Barotropic-Baroclinic Splitting for Multilayer Shallow Water Models with Exchanges
Nina Aguillon, Sophie Hörnschemeyer, Jacques Sainte-Marie
TL;DR
The paper develops an exact barotropic-baroclinic operator-splitting framework for multilayer shallow-water models in terrain-following coordinates, enabling a fast barotropic step and a slower baroclinic step that handles vertical exchanges. The scheme preserves total energy in the split sense, satisfies a discrete entropy inequality, and employs well-balancing strategies to maintain geostrophic and lake-at-rest equilibria. A subcycling-based barotropic step and a decoupled treatment of deviations and tracers reduce computational cost, especially at low Froude numbers, while maintaining accuracy. Numerical experiments validate convergence, cost reductions, and robust balance properties across varied test cases, highlighting practical benefits for coastal and ocean-scale multilayer applications.
Abstract
This work presents the numerical analysis of a barotropic-baroclinic splitting in a nonlinear multilayer framework with exchanges between the layers in terrain-following coordinates.
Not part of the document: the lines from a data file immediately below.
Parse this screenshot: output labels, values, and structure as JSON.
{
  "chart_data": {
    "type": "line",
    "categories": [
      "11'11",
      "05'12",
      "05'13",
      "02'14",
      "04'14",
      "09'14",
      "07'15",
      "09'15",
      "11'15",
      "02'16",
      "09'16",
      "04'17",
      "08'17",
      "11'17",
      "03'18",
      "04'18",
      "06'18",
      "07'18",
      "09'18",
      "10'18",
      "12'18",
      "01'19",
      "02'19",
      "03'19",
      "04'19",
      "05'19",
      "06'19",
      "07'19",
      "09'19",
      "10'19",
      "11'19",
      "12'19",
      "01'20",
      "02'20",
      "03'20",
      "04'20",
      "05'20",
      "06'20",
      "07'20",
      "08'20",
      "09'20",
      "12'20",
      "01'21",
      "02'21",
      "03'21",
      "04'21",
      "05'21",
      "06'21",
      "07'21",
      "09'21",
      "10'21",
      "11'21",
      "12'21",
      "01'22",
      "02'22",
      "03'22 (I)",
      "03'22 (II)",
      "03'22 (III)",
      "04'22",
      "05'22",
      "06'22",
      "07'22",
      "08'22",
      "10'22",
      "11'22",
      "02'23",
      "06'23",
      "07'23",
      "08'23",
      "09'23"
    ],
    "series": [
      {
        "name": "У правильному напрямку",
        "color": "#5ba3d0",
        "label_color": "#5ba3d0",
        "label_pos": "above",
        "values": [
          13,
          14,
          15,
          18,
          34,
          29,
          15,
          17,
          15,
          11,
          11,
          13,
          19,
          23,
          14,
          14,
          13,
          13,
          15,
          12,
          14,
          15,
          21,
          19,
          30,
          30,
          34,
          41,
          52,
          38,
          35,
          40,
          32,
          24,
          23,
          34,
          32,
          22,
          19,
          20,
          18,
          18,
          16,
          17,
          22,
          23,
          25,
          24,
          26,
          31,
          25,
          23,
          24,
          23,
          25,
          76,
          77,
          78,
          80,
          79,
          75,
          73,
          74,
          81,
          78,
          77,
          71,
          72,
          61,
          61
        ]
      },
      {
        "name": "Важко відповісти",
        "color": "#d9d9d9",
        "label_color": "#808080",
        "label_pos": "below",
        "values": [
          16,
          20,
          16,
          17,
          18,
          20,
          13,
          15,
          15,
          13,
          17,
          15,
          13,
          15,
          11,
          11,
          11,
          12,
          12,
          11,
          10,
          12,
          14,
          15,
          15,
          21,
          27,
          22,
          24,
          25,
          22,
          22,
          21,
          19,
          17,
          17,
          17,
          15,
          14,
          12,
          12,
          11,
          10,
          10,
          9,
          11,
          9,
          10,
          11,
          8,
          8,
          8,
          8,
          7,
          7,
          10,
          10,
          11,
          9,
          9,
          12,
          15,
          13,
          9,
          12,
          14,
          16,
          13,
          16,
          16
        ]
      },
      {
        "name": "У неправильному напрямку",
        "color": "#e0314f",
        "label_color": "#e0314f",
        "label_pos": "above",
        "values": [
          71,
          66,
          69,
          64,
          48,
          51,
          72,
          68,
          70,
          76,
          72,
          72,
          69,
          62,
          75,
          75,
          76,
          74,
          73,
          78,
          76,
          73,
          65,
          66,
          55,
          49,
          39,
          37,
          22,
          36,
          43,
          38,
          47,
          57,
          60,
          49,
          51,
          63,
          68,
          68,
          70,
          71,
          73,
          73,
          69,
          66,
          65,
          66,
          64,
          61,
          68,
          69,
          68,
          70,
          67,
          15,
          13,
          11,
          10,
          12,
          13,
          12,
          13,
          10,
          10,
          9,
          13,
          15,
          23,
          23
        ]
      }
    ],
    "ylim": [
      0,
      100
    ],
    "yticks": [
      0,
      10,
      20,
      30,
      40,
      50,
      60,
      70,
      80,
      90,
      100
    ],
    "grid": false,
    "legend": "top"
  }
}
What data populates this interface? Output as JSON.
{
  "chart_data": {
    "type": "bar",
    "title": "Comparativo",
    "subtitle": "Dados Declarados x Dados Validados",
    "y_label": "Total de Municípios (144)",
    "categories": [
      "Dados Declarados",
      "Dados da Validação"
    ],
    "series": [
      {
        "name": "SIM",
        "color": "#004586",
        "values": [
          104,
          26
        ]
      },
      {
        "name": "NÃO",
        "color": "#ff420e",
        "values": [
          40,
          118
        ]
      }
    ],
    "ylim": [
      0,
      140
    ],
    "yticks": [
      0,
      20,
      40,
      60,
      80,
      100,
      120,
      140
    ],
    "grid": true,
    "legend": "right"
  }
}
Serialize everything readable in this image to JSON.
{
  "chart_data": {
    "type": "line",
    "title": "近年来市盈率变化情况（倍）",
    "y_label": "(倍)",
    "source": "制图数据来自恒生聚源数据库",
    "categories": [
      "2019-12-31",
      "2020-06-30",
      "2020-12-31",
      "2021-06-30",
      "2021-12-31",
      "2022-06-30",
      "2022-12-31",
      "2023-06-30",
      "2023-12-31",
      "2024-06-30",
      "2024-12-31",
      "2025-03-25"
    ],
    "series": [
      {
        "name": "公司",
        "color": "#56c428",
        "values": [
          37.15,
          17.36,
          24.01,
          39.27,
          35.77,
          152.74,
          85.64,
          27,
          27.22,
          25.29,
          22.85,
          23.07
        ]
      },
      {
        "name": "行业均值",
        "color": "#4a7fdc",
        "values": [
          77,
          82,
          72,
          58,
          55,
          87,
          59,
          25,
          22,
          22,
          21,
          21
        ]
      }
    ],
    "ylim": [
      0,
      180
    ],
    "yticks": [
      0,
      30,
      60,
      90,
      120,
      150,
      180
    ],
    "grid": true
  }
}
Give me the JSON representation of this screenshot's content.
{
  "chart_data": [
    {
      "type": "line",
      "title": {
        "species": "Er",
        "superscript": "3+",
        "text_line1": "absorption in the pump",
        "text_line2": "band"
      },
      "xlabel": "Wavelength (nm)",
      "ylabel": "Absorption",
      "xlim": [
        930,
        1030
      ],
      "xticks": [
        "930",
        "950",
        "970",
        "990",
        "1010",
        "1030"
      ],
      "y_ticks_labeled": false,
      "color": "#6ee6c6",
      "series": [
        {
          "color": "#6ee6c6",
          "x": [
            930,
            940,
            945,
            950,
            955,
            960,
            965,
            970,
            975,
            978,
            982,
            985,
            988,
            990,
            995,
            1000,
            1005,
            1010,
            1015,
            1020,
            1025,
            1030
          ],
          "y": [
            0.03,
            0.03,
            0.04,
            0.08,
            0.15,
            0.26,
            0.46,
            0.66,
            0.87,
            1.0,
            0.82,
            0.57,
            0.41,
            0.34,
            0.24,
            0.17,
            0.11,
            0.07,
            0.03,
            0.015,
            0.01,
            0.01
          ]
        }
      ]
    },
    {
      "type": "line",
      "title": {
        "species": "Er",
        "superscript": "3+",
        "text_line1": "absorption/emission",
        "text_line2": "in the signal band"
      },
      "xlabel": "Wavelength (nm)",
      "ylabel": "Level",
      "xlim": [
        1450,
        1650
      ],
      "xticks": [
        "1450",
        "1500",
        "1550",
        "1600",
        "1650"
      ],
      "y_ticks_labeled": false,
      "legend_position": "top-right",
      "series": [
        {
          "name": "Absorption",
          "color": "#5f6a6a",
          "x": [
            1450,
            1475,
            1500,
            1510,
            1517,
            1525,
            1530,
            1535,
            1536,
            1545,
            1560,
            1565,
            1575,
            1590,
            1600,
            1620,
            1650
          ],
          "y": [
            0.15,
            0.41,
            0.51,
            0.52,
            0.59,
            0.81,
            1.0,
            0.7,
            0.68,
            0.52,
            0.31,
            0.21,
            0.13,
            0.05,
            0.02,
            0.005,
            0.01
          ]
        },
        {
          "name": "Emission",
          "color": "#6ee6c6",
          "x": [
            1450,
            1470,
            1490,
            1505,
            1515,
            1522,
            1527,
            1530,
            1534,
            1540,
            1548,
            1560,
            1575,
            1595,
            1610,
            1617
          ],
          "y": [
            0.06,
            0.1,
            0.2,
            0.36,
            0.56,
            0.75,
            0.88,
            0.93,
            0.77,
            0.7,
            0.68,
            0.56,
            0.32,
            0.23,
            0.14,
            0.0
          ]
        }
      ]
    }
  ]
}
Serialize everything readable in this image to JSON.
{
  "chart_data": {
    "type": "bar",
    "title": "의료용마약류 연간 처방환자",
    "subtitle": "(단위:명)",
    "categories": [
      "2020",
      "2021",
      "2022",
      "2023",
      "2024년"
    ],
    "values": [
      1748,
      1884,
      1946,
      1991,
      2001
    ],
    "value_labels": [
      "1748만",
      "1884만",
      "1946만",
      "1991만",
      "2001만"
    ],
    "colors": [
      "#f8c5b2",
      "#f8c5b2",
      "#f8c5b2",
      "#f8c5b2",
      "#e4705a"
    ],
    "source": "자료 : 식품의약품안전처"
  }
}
The splitting is formulated as an exact operator splitting. The barotropic step handles free surface evolution and depth-averaged velocity via a well-balanced one-layer model, while the baroclinic step manages vertical exchanges between layers and adjusts velocities to their mean values. We show that the barotropic-baroclinic splitting preserves total energy conservation and meets both a discrete maximum principle and a discrete entropy inequality. Several numerical experiments are presented showing the gain in computational cost, particularly in low Froude simulations, with no loss of accuracy. The benefits of using a well-balancing strategy in the barotropic step to preserve the geostrophic equilibrium are inherited in the overall scheme.